In Moomoriam (Gone to Greener Pastures)

Vamsi ki jai!
by Devaki dasi
We lost our dear friend Vamsi on Sunday, 11/30/08. She died in the early morning hours before sunrise, during the auspicious time when mangala-arati was going on at the temple. Fortunately the night before was warm and pleasant, with the tree frogs quietly peeping in the trees and the stars shining bright. Vamsi had been up and walking around during the day on Saturday, but when I came in the evening she was lying on her side and breathing very slowly. I piled some hay up under her head and chanted to her for a while until she closed her eyes and went to sleep for the night.

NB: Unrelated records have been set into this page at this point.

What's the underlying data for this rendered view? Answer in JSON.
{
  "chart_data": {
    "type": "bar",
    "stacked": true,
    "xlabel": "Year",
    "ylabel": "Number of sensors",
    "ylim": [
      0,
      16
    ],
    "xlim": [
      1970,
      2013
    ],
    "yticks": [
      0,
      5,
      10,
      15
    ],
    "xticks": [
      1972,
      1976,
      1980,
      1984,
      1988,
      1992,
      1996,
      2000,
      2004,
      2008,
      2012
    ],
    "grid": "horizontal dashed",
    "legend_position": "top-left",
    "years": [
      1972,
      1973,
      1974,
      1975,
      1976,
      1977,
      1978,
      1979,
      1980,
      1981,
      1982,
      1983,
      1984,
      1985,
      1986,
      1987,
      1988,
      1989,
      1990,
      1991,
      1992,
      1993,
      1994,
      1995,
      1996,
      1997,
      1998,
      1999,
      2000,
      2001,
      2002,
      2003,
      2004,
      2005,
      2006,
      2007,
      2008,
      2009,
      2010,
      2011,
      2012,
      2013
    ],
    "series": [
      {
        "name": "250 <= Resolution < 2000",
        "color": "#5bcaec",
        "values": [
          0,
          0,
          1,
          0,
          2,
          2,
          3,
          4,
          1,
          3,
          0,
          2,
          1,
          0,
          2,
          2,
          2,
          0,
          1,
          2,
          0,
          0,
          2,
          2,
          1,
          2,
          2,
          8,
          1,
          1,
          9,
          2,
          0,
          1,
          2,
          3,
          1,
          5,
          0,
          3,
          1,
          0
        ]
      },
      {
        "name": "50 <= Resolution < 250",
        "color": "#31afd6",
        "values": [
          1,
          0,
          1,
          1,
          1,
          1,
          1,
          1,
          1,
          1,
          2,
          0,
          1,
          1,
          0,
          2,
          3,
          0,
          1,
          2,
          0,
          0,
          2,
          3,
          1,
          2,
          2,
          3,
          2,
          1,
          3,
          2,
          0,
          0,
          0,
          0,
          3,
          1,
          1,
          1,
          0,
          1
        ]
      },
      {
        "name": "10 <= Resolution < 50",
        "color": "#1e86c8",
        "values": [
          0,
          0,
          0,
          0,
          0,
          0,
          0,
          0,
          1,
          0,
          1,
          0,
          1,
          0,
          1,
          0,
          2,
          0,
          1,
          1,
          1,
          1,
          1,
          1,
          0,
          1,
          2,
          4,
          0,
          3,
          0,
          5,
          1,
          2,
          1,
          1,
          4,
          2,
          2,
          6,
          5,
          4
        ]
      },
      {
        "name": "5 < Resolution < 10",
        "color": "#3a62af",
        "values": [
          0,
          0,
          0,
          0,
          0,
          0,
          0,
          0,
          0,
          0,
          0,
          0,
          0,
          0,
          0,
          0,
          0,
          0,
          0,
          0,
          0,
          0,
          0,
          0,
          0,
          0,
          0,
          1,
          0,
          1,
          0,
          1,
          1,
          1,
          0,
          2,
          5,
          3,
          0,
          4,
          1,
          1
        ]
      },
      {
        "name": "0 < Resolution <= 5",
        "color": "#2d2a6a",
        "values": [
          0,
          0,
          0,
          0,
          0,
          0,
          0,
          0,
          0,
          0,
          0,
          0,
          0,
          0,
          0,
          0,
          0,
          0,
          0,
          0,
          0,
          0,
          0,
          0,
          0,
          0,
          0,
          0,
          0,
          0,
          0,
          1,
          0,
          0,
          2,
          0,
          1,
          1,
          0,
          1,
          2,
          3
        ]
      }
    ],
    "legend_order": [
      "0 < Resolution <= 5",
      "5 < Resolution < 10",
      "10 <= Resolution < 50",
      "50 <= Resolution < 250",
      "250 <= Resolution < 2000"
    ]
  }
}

Vamsi was born at New Jaipur, a devotee farm in Louisiana, sometime in 1987. That means she was over 21 years old (about 100 when converted to “cow years”). When that farm project disbanded in the early nineties, she came to Save the Cow at New Raman Reti along with some other cows. Vamsi was a Devon cow, which is one of the oldest breeds in the U.S. originally coming from England. If you look at old photos of the wagon trains heading west you will see a lot of Devon oxen pulling the wagons. Vamsi was our last Devon cow except for Rati, who, along with her son, Chakra, has been cared for by Nagaraja and Pranada at their place for the past 15 years. That makes Vrindavan and Mayapur, two oxen at the farm, the last of the Devons at New Raman Reti.

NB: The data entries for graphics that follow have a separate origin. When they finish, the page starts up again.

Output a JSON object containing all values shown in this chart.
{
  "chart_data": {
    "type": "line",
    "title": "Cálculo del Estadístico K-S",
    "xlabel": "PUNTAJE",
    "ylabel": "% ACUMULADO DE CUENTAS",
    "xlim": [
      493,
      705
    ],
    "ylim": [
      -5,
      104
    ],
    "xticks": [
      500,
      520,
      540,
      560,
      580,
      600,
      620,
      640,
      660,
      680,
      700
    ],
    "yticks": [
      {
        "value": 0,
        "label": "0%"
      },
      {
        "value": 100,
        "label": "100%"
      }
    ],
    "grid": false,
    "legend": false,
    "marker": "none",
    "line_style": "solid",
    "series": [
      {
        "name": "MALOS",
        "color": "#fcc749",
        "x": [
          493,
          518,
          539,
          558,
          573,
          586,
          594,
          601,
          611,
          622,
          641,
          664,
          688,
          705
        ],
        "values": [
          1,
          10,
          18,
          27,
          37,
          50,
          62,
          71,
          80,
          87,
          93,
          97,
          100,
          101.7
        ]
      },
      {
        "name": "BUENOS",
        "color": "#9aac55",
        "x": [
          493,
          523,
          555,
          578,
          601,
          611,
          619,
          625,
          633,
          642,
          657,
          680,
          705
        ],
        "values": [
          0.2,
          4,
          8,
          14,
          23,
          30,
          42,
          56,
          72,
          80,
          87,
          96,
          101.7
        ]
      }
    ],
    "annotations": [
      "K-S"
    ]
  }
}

Vamsi had been going blind for the last year and a half. She was kept in the small pasture by the barn and she knew where everything was by memory. She would zigzag her way from fence to fence, up and down the pasture. I think she could still see light and shadow because when I turned on the lights at night she would immediately head for the barn and bellow for her grain. She was separated from the other cows since they are not always kind to their elders. Cows can be pushy and we were afraid she would get hurt. She was a gentle old cow that liked to play by pushing her head against you.

In her younger days, Vamsi was the “Queen of the Herd,” despite her small stature. She wouldn’t let anyone push her around and could hold her own even with the big oxen. She would stick her head under their chests and pound on them until they ran away. We saw her do this many times. Seeing her run was also quite a sight. With her neck stuck straight out she looked like a rhinoceros galloping in the field. She will be missed.